Dazu kommt: Wenn sich die Konjunktur weiter abkühlt, drohen auch den Banken Ausfälle. Scheller sieht die Genossenschaftsinstitute zwar gut gerüstet: „Wir haben manche Finanzierung nicht gemacht, die der Wettbewerb vielleicht gemacht hat“, sagt er. Aber Risiken drohen allen Banken auch im Geschäft mit gewerblichen Kunden. Der Marktanteil der Genossenschaftsbanken in Bayern liegt hier inzwischen bei rund 23 Prozent. Das bislang niedrige Zinsniveau habe das eine oder andere Unternehmen unterstützt, das bei steigenden Finanzierungskosten vor einer neuen Herausforderung stehe. „Bankgeschäft heißt aber auch, Kunden durch schwierige Phasen zu begleiten“, betont er. „Die nächsten zwei bis drei Jahre werden herausfordernd“, so Scheller.

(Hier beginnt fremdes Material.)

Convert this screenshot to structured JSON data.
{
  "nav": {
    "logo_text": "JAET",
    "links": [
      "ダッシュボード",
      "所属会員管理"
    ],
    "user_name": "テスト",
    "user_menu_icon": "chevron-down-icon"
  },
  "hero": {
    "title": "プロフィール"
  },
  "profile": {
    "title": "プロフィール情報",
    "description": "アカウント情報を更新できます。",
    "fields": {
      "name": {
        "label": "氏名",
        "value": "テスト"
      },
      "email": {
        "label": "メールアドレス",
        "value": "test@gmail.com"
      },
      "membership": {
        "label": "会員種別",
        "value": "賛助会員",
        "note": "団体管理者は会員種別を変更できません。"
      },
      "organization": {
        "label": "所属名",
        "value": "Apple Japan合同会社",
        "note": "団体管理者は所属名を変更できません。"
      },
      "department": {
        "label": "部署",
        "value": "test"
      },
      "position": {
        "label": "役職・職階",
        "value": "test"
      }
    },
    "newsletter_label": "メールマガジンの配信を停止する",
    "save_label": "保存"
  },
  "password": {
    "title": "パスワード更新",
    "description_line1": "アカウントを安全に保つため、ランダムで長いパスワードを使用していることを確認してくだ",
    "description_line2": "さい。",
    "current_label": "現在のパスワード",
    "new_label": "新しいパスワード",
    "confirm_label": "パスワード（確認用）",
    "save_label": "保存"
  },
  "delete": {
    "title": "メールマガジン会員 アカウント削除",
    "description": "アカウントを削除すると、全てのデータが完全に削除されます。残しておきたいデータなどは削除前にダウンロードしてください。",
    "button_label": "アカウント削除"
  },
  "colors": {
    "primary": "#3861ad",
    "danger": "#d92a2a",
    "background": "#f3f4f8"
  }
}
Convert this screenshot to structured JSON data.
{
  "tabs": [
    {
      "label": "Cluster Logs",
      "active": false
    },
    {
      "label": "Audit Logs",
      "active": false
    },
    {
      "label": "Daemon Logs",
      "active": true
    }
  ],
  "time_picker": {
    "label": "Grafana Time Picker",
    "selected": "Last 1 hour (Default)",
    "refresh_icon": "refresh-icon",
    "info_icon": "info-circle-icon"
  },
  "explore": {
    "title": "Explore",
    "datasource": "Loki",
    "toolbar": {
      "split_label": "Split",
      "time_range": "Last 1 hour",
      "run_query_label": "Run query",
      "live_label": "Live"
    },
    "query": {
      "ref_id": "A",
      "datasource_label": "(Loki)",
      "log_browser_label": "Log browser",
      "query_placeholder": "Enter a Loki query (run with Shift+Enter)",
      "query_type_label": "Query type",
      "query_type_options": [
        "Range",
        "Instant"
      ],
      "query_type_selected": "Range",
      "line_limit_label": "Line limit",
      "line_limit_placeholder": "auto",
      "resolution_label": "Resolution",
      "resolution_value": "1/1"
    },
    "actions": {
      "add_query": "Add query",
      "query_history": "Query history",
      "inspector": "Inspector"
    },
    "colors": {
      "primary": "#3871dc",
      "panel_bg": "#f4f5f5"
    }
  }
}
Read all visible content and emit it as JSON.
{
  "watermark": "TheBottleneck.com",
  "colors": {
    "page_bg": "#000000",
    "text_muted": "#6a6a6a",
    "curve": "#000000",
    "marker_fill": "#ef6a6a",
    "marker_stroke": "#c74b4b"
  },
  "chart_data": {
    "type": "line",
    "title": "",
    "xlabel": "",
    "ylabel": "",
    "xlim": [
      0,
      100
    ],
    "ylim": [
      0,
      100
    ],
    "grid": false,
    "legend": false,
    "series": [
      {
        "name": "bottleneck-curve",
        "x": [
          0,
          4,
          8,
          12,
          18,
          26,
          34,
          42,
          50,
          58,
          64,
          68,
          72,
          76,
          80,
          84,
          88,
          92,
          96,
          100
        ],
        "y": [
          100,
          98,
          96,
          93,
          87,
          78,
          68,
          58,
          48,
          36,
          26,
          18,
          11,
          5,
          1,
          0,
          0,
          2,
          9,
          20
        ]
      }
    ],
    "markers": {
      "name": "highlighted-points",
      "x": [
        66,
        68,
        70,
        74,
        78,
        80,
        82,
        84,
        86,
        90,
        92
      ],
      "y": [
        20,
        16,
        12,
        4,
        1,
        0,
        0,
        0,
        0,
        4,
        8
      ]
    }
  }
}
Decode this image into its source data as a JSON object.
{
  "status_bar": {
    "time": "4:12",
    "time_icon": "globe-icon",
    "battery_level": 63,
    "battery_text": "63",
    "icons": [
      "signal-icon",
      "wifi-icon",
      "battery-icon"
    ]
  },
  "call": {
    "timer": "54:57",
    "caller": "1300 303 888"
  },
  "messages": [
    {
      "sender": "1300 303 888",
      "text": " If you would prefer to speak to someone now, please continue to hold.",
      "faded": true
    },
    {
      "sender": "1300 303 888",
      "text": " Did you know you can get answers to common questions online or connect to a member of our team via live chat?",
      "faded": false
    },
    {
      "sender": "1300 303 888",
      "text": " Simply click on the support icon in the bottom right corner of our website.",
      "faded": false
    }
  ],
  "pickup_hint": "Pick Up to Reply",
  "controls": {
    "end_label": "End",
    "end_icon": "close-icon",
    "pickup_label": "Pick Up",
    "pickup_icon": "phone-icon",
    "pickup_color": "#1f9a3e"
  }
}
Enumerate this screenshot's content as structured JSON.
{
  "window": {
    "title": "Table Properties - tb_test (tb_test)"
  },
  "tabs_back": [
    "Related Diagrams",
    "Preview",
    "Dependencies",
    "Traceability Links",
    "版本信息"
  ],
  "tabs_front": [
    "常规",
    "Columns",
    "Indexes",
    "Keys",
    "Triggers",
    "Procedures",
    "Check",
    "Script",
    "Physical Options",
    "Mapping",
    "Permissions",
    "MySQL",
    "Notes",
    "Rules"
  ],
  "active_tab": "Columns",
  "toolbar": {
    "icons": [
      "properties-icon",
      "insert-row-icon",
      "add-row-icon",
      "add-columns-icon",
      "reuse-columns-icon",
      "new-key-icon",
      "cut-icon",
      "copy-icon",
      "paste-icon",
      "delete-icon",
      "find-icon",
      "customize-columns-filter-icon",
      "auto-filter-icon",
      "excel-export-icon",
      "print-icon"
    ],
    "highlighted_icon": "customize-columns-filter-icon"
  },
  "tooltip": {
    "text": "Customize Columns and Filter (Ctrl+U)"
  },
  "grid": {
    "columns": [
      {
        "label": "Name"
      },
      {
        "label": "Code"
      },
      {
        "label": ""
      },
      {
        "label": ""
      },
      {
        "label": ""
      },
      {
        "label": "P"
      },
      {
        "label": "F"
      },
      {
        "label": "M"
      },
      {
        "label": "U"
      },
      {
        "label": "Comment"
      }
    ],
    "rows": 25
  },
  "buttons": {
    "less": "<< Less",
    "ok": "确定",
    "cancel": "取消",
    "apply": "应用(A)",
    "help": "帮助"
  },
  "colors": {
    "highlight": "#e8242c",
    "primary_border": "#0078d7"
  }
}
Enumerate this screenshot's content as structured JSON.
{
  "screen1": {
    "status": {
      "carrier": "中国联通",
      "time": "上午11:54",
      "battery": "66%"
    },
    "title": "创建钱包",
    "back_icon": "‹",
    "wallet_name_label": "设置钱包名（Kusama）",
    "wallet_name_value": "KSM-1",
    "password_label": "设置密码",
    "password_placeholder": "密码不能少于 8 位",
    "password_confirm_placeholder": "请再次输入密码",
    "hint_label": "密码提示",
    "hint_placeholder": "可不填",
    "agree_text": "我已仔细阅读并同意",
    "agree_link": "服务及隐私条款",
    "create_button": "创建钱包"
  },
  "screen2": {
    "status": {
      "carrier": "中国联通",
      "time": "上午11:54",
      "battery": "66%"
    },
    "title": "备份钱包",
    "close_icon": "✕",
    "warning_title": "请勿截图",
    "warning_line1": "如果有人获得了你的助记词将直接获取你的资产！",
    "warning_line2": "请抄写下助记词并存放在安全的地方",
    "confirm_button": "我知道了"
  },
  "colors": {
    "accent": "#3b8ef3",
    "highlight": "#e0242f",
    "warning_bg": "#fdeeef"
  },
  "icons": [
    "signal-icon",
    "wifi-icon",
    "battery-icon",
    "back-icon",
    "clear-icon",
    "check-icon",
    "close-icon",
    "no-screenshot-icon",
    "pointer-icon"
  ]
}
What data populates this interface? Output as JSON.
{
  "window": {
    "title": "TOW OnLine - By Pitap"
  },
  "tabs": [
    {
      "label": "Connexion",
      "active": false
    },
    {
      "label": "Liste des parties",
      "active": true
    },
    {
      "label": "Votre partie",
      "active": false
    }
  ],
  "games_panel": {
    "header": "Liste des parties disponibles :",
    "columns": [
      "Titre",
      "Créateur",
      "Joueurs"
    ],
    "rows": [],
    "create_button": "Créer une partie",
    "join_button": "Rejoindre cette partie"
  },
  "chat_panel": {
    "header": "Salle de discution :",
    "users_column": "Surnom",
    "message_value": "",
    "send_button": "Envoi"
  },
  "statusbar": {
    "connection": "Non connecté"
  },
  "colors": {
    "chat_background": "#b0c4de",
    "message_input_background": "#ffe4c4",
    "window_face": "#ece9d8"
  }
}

Die Genossenschaftsbanken seien dafür aber gut gerüstet. „Wir haben unser Eigenkapital in den vergangenen Jahren ordentlich ausgebaut, das Risikomanagement geschärft und die Kosten laufend reduziert“, betont der ehemalige Bankmanager. Die Volks- und Raiffeisenbanken hätten auch die laufend neuen Krisen in den vergangenen 20 Jahren alle ohne jegliche staatliche Hilfe gemeistert. Das hohe Vertrauen, das die Volks- und Raiffeisenbanken in der Bevölkerung genießen, drücke sich auch in dem stetigen Wachstum der vergangenen Jahrzehnte aus. Daher sei es besonders bitter, wenn im Rahmen der geplanten europäischen Bankenregulierung künftig auch die Institutssicherung der Genossenschaftsbanken zur Absicherung anderer europäischer Banken bereitstehen müsste. Die Entscheidungen darüber könnten in den nächsten Wochen fallen. Fest steht dagegen der nächste Sitzungstag des EZB-Rats. Am 21. Juli soll die Zinsentscheidung fallen.